¡Paren todo! Una de las fábricas de ladrillos más antiguas de Mar del Plata acaba de poner el freno de mano. Los tipos decidieron que por 60 días no va a salir ni un ladrillo, pateados por la recesión que nos está dejando a todos contando moneditas.
La movida mete miedo porque no solo afecta a quienes laburan ahí, sino que también le pega de lleno a la construcción. Decime vos si no te agarra bronca: justo cuando esperabas que se reactive algo, la economía se siente más fría que julio en la Bristol.
La empresa dice que todo es por la baja en la obra pública y los proyectos inmobiliarios. Vamos, que ya sabemos que el cemento se usa menos que bicicleta en pleno chaparrón.
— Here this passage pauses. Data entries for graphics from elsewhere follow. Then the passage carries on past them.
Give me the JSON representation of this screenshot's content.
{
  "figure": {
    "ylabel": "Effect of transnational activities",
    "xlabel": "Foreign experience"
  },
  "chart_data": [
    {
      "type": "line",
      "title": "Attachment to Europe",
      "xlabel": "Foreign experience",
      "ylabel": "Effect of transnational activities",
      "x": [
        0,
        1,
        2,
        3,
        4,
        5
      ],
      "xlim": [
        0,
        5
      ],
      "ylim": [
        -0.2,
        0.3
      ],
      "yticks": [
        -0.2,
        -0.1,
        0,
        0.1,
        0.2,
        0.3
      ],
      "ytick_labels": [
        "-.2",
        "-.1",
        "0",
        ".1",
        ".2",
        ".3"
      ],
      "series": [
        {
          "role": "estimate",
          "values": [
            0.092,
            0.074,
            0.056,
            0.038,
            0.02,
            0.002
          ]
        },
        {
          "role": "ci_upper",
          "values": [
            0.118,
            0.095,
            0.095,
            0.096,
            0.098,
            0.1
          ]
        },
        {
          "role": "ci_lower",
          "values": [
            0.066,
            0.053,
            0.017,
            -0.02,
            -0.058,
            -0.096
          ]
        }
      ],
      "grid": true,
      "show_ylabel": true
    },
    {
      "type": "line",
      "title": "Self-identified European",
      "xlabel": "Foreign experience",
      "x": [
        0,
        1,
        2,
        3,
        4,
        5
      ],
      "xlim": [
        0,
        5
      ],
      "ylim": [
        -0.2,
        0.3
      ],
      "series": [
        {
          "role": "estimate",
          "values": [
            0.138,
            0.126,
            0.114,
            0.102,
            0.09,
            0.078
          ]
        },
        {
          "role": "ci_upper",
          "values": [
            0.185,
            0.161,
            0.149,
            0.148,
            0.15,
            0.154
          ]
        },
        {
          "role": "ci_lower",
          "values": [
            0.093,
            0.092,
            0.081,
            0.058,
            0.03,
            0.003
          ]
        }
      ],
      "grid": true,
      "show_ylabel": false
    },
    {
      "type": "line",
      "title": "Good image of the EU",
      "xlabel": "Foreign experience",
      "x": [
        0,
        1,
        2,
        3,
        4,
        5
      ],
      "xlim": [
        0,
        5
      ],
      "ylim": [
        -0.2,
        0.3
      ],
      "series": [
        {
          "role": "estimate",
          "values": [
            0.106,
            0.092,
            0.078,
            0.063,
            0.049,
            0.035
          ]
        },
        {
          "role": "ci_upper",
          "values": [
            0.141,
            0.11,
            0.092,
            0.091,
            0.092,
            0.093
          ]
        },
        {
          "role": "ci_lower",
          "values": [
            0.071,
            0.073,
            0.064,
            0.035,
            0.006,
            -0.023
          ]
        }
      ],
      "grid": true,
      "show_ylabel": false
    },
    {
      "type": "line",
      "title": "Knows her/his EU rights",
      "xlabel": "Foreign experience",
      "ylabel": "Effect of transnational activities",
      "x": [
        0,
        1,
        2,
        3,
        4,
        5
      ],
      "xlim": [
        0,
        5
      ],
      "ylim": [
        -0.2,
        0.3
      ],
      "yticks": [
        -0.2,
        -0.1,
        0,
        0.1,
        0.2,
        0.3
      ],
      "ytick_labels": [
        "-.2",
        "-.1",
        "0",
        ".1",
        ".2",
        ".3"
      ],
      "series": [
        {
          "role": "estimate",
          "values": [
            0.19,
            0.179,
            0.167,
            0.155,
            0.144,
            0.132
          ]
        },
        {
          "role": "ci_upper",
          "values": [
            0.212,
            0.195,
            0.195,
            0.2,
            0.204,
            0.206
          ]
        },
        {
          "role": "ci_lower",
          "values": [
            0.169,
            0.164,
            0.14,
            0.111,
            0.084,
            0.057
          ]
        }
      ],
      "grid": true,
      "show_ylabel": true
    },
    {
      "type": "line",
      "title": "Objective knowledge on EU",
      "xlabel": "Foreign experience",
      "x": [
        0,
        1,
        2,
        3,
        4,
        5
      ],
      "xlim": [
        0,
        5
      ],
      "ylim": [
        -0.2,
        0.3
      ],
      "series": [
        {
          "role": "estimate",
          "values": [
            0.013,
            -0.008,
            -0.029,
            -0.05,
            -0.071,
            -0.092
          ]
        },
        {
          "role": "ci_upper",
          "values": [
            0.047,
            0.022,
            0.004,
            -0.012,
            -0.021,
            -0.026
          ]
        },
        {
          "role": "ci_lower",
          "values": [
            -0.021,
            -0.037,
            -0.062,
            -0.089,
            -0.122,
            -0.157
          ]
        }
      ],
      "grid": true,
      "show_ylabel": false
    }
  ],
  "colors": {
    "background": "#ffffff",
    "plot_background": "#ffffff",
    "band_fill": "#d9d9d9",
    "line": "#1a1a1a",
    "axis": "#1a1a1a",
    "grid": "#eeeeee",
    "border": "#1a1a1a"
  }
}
Pero te deja pensando en el impacto que esto va a tener en nuestra querida ciudad.
Desde el centro hasta los barrios, la pregunta es: ¿qué hacemos con toda la gente que se queda sin changa? Esos tipos son los que día a día se las ven negras para llegar a fin de mes.
Y ahora la reflexión: ¿cómo salimos de esta si cada día parece que nos cierran más puertas en la cara? A ver si a alguien se le ocurre abrir alguna ventana al menos.